Sustainability and the co-production of substances and citizens in the UK materials industry
Paper short abstract:
Looking at how different interest groups within the UK Materials Industry interpret the ambiguous concept of sustainability to prioritise certain aspects and ignore others, this paper explores the relationship between the substances and things that communities make and their ethical sensibilities.
Paper long abstract:
It is often argued that sustainability is a deliberately ambiguous concept (Summer 2005, O'Riordan and Voisey 1997, Reid 1995); a catch-all term covering considerations as diverse as the labour conditions of workers in a cotton factory to quantities of volatile organic compounds released from paints and coating materials. However, in an increasingly competitive marketplace, the perceived sustainability of a material like concrete or steel could be the differentiating factor that captivates or repulses materials users, causing them to specify or "deselect" it.

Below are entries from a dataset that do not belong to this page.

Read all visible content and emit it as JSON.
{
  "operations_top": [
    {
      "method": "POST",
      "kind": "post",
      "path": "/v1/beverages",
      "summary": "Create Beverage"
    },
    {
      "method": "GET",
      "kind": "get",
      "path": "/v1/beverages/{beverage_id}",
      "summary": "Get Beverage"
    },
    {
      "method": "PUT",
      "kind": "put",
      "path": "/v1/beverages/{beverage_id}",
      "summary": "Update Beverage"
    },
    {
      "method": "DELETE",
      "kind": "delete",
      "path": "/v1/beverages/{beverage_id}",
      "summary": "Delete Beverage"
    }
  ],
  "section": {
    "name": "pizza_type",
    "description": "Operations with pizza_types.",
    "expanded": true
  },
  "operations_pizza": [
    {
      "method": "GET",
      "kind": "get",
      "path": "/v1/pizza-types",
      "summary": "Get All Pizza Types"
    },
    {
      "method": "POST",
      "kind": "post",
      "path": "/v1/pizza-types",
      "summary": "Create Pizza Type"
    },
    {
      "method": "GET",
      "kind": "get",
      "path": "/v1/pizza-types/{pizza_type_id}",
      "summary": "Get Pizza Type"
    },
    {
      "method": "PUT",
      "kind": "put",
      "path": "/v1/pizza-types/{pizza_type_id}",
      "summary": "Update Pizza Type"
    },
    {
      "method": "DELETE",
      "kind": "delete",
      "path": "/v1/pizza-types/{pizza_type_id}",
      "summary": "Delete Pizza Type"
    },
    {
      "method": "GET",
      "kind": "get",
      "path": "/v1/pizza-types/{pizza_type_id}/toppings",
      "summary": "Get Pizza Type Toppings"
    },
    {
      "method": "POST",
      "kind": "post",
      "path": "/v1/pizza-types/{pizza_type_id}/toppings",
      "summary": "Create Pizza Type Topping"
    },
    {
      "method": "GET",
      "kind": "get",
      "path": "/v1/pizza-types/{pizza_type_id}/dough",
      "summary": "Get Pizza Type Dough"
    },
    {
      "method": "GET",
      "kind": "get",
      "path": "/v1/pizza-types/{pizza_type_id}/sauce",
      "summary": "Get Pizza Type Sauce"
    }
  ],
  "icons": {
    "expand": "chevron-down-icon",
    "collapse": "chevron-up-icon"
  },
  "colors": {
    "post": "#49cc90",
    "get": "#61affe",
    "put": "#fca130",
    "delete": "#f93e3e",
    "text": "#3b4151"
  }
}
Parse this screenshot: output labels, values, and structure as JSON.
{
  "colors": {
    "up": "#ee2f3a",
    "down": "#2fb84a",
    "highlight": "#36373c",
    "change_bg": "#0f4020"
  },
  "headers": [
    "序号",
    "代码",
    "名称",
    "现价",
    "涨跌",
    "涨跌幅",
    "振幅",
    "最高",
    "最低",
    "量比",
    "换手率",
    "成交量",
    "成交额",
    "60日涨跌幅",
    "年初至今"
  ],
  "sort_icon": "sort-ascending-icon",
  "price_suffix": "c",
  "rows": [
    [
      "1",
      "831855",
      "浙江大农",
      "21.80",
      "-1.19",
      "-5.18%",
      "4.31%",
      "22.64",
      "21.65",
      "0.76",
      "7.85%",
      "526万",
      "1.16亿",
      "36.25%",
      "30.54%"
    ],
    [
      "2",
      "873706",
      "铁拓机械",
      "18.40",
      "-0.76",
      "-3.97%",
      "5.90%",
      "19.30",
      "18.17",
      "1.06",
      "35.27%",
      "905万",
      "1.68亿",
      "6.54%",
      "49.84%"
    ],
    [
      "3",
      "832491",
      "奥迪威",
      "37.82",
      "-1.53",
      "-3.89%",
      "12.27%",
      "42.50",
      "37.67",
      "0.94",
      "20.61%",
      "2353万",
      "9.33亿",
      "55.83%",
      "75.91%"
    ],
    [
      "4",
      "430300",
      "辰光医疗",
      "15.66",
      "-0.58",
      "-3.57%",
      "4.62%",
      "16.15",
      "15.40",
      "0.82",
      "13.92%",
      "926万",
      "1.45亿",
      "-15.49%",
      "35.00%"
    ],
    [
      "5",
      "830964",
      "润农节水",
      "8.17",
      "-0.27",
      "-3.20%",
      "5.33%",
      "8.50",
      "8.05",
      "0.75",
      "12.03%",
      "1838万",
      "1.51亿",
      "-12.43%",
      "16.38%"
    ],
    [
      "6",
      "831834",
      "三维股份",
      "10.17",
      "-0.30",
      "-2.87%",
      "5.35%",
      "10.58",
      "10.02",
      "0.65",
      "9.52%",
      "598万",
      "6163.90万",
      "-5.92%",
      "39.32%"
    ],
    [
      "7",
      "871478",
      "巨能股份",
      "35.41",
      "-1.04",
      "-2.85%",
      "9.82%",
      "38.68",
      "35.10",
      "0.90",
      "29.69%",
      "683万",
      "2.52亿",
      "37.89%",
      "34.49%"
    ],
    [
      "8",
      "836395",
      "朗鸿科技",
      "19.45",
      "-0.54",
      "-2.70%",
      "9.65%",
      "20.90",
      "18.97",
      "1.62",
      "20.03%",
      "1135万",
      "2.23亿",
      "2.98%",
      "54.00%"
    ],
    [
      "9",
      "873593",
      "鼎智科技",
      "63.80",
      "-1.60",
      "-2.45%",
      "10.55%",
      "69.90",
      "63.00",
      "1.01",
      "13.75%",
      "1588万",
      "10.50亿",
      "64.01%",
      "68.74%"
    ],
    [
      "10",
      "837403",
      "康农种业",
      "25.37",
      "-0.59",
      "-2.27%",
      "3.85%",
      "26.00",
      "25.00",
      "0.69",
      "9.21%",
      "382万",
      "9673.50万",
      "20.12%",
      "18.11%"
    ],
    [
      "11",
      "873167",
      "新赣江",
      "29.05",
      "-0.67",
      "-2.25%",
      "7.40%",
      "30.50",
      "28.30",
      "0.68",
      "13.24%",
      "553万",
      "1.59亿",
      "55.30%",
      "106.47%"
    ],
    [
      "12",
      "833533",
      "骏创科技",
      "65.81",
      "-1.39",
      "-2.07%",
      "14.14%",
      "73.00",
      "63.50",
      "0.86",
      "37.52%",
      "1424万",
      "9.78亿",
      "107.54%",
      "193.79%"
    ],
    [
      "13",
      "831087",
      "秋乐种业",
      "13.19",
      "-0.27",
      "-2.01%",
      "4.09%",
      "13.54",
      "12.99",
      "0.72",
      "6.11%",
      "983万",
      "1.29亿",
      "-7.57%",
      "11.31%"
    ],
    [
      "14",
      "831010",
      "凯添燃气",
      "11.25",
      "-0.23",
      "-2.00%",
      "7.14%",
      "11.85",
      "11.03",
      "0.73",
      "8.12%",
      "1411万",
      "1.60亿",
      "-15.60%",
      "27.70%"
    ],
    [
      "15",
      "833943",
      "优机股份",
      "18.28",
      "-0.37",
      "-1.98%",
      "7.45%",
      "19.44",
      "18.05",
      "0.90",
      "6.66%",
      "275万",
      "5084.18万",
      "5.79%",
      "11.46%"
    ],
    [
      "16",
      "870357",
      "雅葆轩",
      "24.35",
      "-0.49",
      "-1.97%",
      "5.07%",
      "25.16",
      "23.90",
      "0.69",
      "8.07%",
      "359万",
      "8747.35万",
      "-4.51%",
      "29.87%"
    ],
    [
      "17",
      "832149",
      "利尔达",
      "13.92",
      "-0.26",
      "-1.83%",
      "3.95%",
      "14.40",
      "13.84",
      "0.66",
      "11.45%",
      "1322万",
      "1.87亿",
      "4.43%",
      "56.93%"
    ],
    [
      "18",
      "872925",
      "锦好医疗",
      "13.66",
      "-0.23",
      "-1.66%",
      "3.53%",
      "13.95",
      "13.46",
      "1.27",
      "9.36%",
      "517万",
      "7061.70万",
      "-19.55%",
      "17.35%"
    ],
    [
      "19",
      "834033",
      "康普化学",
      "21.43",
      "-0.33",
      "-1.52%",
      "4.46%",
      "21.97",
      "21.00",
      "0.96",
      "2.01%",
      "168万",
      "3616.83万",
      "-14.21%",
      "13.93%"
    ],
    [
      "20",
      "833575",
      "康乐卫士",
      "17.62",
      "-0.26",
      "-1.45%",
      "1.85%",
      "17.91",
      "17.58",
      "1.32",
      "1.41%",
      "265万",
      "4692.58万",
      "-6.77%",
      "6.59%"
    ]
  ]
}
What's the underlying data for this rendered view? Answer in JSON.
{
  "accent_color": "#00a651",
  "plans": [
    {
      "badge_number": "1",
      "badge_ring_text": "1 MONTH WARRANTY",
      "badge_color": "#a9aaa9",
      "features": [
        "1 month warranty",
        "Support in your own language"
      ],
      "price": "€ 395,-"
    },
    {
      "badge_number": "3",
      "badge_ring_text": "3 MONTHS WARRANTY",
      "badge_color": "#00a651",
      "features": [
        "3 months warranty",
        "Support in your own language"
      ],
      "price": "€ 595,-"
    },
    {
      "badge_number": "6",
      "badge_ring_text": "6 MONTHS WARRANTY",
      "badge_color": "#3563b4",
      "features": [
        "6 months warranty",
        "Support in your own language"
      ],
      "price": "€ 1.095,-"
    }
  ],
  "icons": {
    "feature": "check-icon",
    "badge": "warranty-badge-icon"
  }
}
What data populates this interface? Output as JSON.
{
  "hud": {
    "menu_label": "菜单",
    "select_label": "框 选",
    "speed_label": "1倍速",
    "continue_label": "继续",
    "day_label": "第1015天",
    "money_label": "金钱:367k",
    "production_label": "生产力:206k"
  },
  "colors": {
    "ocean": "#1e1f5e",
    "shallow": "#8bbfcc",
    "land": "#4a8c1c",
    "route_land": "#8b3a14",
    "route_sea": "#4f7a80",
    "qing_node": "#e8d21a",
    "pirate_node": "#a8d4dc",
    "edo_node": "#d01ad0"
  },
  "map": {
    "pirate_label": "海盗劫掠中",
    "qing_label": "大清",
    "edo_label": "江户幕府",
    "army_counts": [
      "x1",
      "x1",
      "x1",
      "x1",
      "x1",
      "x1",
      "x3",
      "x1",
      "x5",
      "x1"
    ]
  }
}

This paper explores the ways in which a fuzzy and global concept is interpreted, implemented and institutionalised within the UK materials industry as different interest groups struggle to define what constitutes a morality of materials. Because sustainability covers such disparate concerns, some inevitably receive more attention than others. This paper explores the competing discourses, anxieties and patterns of attention of metallurgists, plastics producers, legislators, sustainability consultants, aerospace engineers, and fashion designers as they try to make sense of ethical matters when producing, choosing and using materials. Finally, this paper explores the role that materials play in ordering the relations between people. By looking at the association between the concerns we prioritise and particular kinds of substances or things we make (clothing, PVC, cars or steel), it questions whether different kinds of materials enable or constrain the creation of particular kinds of institution, community and ethical sensibility.